The fitted parameters under the alternative hypothesis:

print(LLR["fit_results"].parameters.to_table())

type    name      value         unit      ...    max    frozen link prior
---- --------- ----------- -------------- ... --------- ------ ---- -----
         index  1.1760e+00                ...       nan  False
     amplitude -8.4167e-13 TeV-1 s-1 cm-2 ...       nan  False
     reference  1.0000e+00            TeV ...       nan   True
         lon_0  1.8700e+02            deg ...       nan   True
         lat_0  2.6000e+00            deg ... 9.000e+01   True

The test statistic is ts ~ 4.7. Note that here we have only 1 free parameter, the amplitude, and thus, we can assume the simple conversion significance = \(\sqrt{ts} \approx 2.2\). Therefore, the observed fluctuations are not significant above the background.
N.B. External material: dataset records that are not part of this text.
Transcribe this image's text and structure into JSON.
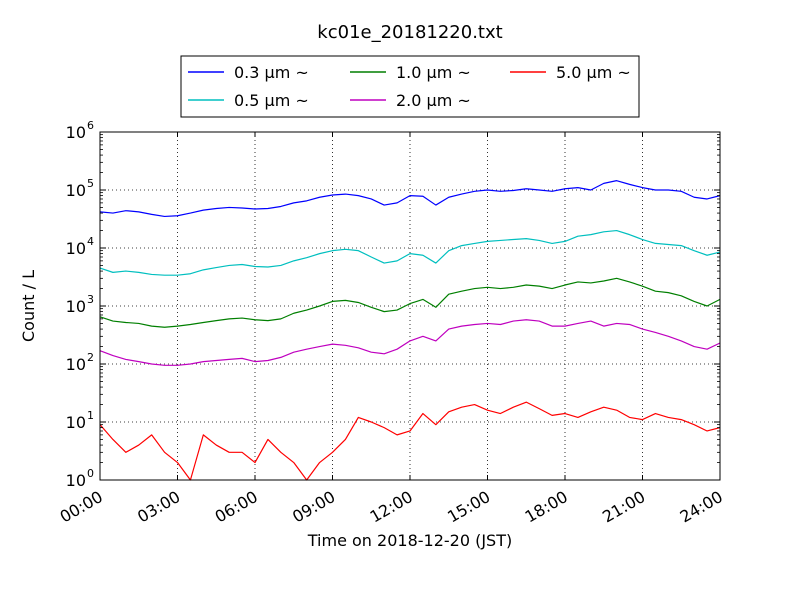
{
  "chart_data": {
    "type": "line",
    "title": "kc01e_20181220.txt",
    "xlabel": "Time on 2018-12-20 (JST)",
    "ylabel": "Count / L",
    "yscale": "log",
    "xlim": [
      "00:00",
      "24:00"
    ],
    "ylim": [
      1,
      1000000
    ],
    "grid": true,
    "legend_position": "top-center",
    "x_ticks": [
      "00:00",
      "03:00",
      "06:00",
      "09:00",
      "12:00",
      "15:00",
      "18:00",
      "21:00",
      "24:00"
    ],
    "y_ticks": [
      {
        "value": 1,
        "base": "10",
        "exp": "0"
      },
      {
        "value": 10,
        "base": "10",
        "exp": "1"
      },
      {
        "value": 100,
        "base": "10",
        "exp": "2"
      },
      {
        "value": 1000,
        "base": "10",
        "exp": "3"
      },
      {
        "value": 10000,
        "base": "10",
        "exp": "4"
      },
      {
        "value": 100000,
        "base": "10",
        "exp": "5"
      },
      {
        "value": 1000000,
        "base": "10",
        "exp": "6"
      }
    ],
    "x": [
      "00:00",
      "00:30",
      "01:00",
      "01:30",
      "02:00",
      "02:30",
      "03:00",
      "03:30",
      "04:00",
      "04:30",
      "05:00",
      "05:30",
      "06:00",
      "06:30",
      "07:00",
      "07:30",
      "08:00",
      "08:30",
      "09:00",
      "09:30",
      "10:00",
      "10:30",
      "11:00",
      "11:30",
      "12:00",
      "12:30",
      "13:00",
      "13:30",
      "14:00",
      "14:30",
      "15:00",
      "15:30",
      "16:00",
      "16:30",
      "17:00",
      "17:30",
      "18:00",
      "18:30",
      "19:00",
      "19:30",
      "20:00",
      "20:30",
      "21:00",
      "21:30",
      "22:00",
      "22:30",
      "23:00",
      "23:30",
      "24:00"
    ],
    "series": [
      {
        "name": "0.3 µm ~",
        "color": "#0000ff",
        "values": [
          42000,
          40000,
          44000,
          42000,
          38000,
          35000,
          36000,
          40000,
          45000,
          48000,
          50000,
          49000,
          47000,
          48000,
          52000,
          60000,
          65000,
          75000,
          82000,
          85000,
          80000,
          70000,
          55000,
          60000,
          80000,
          78000,
          55000,
          75000,
          85000,
          95000,
          100000,
          95000,
          98000,
          105000,
          100000,
          95000,
          105000,
          110000,
          100000,
          130000,
          145000,
          125000,
          110000,
          100000,
          100000,
          95000,
          75000,
          70000,
          80000
        ]
      },
      {
        "name": "0.5 µm ~",
        "color": "#00bfbf",
        "values": [
          4500,
          3800,
          4000,
          3800,
          3500,
          3400,
          3400,
          3600,
          4200,
          4600,
          5000,
          5200,
          4800,
          4700,
          5000,
          6000,
          6800,
          8000,
          9000,
          9500,
          9000,
          7000,
          5500,
          6000,
          8000,
          7500,
          5500,
          9000,
          11000,
          12000,
          13000,
          13500,
          14000,
          14500,
          13500,
          12000,
          13000,
          16000,
          17000,
          19000,
          20000,
          17000,
          14000,
          12000,
          11500,
          11000,
          9000,
          7500,
          8500
        ]
      },
      {
        "name": "1.0 µm ~",
        "color": "#007f00",
        "values": [
          650,
          550,
          520,
          500,
          450,
          430,
          450,
          480,
          520,
          560,
          600,
          620,
          580,
          560,
          600,
          750,
          850,
          1000,
          1200,
          1250,
          1150,
          950,
          800,
          850,
          1100,
          1300,
          950,
          1600,
          1800,
          2000,
          2100,
          2000,
          2100,
          2300,
          2200,
          2000,
          2300,
          2600,
          2500,
          2700,
          3000,
          2600,
          2200,
          1800,
          1700,
          1500,
          1200,
          1000,
          1300
        ]
      },
      {
        "name": "2.0 µm ~",
        "color": "#bf00bf",
        "values": [
          170,
          140,
          120,
          110,
          100,
          95,
          95,
          100,
          110,
          115,
          120,
          125,
          110,
          115,
          130,
          160,
          180,
          200,
          220,
          210,
          190,
          160,
          150,
          180,
          250,
          300,
          250,
          400,
          450,
          480,
          500,
          480,
          550,
          580,
          550,
          450,
          450,
          500,
          550,
          450,
          500,
          480,
          400,
          350,
          300,
          250,
          200,
          180,
          230
        ]
      },
      {
        "name": "5.0 µm ~",
        "color": "#ff0000",
        "values": [
          9,
          5,
          3,
          4,
          6,
          3,
          2,
          1,
          6,
          4,
          3,
          3,
          2,
          5,
          3,
          2,
          1,
          2,
          3,
          5,
          12,
          10,
          8,
          6,
          7,
          14,
          9,
          15,
          18,
          20,
          16,
          14,
          18,
          22,
          17,
          13,
          14,
          12,
          15,
          18,
          16,
          12,
          11,
          14,
          12,
          11,
          9,
          7,
          8
        ]
      }
    ]
  }
}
Next, we will estimate the differential upper limits of the source.

Differential upper limits

In the absence of a detection, using the model directly from the fit is meaningless as its features can be simply due to background fluctuations. It is important to set a reasonable model on the dataset before proceeding with the FluxPointsEstimator. This model can come from measurements from other instruments, be an extrapolation of the flux observed at other wavelengths, come from theoretical estimations, etc. In particular, a model with a negative amplitude as obtained above should not be used.

Note that the computed upper limits depend on the spectral parameters of the assumed model. Here, we compute the 3-sigma upper limits for assuming a spectral index of 2.0. We also fix the spatial parameters of the model to prevent the minimiser from wandering off to different regions in the FoV.
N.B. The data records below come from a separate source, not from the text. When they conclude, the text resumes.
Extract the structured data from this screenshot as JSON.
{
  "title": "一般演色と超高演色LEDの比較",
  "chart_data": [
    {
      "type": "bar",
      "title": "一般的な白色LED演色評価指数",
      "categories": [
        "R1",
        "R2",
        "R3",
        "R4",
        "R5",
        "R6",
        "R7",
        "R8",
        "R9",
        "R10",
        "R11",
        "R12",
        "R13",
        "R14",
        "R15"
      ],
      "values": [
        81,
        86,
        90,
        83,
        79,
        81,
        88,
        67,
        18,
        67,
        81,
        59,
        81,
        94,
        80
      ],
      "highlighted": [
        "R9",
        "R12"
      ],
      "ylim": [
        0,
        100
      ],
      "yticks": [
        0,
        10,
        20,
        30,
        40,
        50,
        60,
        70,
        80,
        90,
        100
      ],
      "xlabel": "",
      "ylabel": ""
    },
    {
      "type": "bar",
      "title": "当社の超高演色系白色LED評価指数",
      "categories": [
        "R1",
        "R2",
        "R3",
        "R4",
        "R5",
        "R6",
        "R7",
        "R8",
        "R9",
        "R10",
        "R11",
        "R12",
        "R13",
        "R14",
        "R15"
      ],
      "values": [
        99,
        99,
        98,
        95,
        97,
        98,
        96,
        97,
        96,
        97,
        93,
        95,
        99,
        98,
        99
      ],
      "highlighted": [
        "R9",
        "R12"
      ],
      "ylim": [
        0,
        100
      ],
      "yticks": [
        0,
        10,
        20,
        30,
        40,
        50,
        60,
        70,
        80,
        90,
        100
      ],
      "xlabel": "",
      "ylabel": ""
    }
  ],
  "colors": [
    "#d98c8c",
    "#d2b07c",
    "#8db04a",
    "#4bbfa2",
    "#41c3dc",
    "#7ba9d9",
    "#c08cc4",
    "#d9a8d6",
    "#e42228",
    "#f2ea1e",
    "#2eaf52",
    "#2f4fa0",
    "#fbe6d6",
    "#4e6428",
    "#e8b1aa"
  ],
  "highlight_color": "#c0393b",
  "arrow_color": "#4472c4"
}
sky_model.parameters["amplitude"].value = 1e-14
sky_model.parameters["index"].value = 2.0
sky_model.freeze(model_type="spatial")

energy_edges = dataset.geoms["geom"].axes["energy"].edges
fpe = FluxPointsEstimator(
    selection_optional="all",
    energy_edges=energy_edges,
    n_sigma_ul=3,
    source="source",
)

fp1 = fpe.run(dataset)


fp1.plot(sed_type="dnde")
plt.show()

Integral upper limits

To compute the integral upper limits between certain energies, we can simply run FluxPointsEstimator with one bin in energy.

emin = energy_edges[0]
emax = energy_edges[-1]
fpe2 = FluxPointsEstimator(
    selection_optional=["ul"], energy_edges=[emin, emax], source="source"
)
fp2 = fpe2.run(dataset)
print(
    f"Integral upper limit between {emin:.1f} and {emax:.1f} is {fp2.flux_ul.quantity.ravel()[0]:.2e}"
)

Integral upper limit between 0.8 TeV and 10.0 TeV is 7.76e-14 1 / (s cm2)

Sensitivity estimation

We can then ask, would this source have been detectable given this IRF/exposure time?

The FluxPointsEstimator can be used to obtain the sensitivity, which can be compared to the flux prediction for a given (hypothetical) source. We have the 5-sigma sensitivity here, which can be configured using n_sigma_sensitivity parameter of this estimator. Let us see what we would have seen if a Crab-like source was present in the center. Note that this computed sensitivity does not take into account the factors such as the minimum number of gamma-rays (see Point source sensitivity) and is dependent on the analysis configuration. We compare this with the known Crab spectrum.

crab_model = create_crab_spectral_model()

fp1.dnde_sensitivity.plot(label="sensitivity")
crab_model.plot(
    energy_bounds=fp1.geom.axes["energy"], sed_type="dnde", label="Crab spectrum"
)
plt.grid(which="minor", alpha=0.3)

plt.legend()
plt.show()

Thus, a Crab-like source should have been above our sensitivity till around ~ 4 TeV for this specific observation.